Keep in mind please that no one taught me to bake or cook.. I try to figure all these things out on my own so what may be obvious to you may not be to me. 
Thanks!  
Also, do you think they will rise again? 
And of course today I would just have to have company for dinner! ;p
The only thing I did different was the olive oil. 
I used the same amount of yeast, etc as before.


----------



## chicagoterry (Apr 3, 2012)

I don't think the oil is the problem. Brushing with olive oil rather than melted butter shouldn't make a difference. I think the dough had probably risen too much by the time you brushed the oil on the buns and they just deflated. I don't think they will rise again unless you knead them again and let them rise a second (or third?) time.


----------



## krah (Jun 30, 2013)

Thank you  
I was thinking the olive oil should not have made a difference either but I thought I would ask anyway. 
I did go ahead and give them a few minutes to sit and they did rise again. 
Everything is okay now but that was weird. 
So, maybe the problem is what you said.. Idk. 
I didn't let them rise very long but they did so quickly.
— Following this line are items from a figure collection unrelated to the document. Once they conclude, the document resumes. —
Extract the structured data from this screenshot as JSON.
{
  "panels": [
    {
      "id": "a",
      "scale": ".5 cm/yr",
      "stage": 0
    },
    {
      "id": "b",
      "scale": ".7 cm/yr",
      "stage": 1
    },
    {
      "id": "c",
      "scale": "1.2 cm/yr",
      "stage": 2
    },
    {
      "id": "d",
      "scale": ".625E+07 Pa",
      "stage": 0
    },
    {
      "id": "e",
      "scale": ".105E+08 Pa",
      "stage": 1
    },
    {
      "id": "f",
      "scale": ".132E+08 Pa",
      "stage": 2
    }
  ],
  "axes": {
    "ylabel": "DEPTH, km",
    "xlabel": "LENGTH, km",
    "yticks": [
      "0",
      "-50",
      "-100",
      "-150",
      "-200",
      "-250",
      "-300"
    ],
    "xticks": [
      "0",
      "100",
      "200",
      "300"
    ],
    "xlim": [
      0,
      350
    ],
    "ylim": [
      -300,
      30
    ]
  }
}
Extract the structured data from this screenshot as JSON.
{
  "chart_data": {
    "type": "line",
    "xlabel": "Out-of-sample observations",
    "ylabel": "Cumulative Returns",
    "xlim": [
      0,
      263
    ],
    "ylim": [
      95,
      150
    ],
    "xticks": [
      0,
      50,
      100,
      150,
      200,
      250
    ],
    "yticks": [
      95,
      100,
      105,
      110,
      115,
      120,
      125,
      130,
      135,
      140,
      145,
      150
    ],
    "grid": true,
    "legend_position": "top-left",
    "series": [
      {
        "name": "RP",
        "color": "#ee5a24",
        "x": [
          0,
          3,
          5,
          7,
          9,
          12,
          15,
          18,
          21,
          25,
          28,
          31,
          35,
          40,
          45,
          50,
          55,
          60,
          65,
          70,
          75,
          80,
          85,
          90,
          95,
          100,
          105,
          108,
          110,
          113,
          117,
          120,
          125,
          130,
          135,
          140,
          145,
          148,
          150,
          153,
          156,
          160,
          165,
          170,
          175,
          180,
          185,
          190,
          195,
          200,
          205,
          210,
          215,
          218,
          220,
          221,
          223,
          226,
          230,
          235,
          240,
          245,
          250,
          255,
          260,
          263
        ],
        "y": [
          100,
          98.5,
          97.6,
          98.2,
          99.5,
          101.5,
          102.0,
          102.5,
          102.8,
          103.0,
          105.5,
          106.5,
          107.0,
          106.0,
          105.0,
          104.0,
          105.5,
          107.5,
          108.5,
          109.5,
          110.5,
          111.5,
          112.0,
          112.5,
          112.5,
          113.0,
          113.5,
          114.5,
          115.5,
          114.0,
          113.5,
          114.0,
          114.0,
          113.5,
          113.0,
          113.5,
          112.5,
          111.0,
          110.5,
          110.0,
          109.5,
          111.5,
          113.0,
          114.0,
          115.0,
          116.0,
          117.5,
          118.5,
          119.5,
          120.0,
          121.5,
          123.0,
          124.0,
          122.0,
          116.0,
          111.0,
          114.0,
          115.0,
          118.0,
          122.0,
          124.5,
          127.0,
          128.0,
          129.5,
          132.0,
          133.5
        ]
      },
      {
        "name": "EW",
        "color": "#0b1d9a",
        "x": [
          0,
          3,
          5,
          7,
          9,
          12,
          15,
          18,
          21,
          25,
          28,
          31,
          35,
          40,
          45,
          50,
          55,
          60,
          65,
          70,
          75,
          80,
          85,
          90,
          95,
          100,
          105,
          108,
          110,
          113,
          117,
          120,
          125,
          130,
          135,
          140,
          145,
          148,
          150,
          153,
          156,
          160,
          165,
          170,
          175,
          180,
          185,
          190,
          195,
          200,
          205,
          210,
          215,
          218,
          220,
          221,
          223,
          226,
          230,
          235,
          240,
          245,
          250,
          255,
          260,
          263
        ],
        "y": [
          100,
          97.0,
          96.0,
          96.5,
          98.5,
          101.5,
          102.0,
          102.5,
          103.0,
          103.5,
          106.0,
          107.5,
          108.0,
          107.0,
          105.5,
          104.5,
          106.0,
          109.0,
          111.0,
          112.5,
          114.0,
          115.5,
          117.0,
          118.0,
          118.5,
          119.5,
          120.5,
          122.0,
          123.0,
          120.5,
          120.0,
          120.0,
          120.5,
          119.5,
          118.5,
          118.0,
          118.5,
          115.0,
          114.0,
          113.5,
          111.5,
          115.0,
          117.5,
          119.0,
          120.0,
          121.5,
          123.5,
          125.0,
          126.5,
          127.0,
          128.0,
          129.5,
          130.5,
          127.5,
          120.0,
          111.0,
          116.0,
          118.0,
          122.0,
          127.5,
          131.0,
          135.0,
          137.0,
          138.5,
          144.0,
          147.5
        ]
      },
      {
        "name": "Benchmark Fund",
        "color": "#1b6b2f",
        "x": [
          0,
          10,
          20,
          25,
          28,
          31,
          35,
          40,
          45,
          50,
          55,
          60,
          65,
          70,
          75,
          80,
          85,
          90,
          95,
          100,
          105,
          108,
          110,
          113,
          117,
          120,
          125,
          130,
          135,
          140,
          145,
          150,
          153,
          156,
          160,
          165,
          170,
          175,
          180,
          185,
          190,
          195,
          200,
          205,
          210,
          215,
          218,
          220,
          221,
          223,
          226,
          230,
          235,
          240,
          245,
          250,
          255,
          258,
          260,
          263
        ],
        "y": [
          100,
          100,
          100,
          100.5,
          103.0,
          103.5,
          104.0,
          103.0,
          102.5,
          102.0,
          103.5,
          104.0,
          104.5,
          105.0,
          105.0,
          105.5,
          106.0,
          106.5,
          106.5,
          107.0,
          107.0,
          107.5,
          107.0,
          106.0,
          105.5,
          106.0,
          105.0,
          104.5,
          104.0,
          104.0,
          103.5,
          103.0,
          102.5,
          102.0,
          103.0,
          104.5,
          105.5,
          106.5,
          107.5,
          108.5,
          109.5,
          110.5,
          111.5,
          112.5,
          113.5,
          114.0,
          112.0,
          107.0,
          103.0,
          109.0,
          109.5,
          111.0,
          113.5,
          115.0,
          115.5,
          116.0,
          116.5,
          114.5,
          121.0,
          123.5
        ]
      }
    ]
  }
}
It is a hot day.. Maybe that makes them rise faster?


----------



## kokopuffs (Aug 4, 2000)

Show both the recipe and your method of making them.


----------



## siduri (Aug 13, 2006)

The heat will do it!  Sometimes if they deflate a little at the last minute like that, they can go in the oven and will raise all over again and cook fine.  Other times, if they deflated without you touching them. you have to reknead and re-raise, but they raise much faster the second time.  It's happened to me with breads since i have no airconditioning and the summer gets to 100 degrees and just stays there forever.  ugh


----------



## laurenlulu (Sep 9, 2012)

It sounds as if they overproofed.


----------



## meezenplaz (Jan 31, 2012)

"It sounds as if they overpoofed."

Is that even an official chef term? 
Yeasts are funny lil animals, definitely affected by temperature factors like heat waves. 
My suspicion is that they rose so fast due to hot weather, then just "messing" with em 
brought em down cuz they'd spent themselves doing all that quick rising.
Hmm now that I think about it...I suppose they might have overpoofed after all.


----------



## laurenlulu (Sep 9, 2012)

Meezy, you're right! I should have said that the yeasties prolonged hyperflatulation caused it's descent. It's been the ruin of many a fun-gi.


----------



## krah (Jun 30, 2013)

I have


siduri said:


> The heat will do it! Sometimes if they deflate a little at the last minute like that, they can go in the oven and will raise all over again and cook fine. Other times, if they deflated without you touching them. you have to reknead and re-raise, but they raise much faster the second time. It's happened to me with breads since i have no airconditioning and the summer gets to 100 degrees and just stays there forever. ugh


I have no air conditioning either and it's been extremely hot in Oregon lately. 
I'm from Texas! You would think I could handle this! However in Texas, every house comes with an air conditioner! ;p


----------



## siduri (Aug 13, 2006)

Krah said:


> I have
> I have no air conditioning either and it's been extremely hot in Oregon lately.
> I'm from Texas! You would think I could handle this! However in Texas, every house comes with an air conditioner! ;p


Yeah, here, instead noplace seems to come with an air conditioner, though it hovers around 40 all summer. I won;t even try to describe what a crowded bus is like (i mean people physically pressing against each other) when i commute to work. ugh. Italians think that a breeze is a dangerous thing and will immediately make whatever part of you it hits irreparably sick. So often the windows are closed too!


----------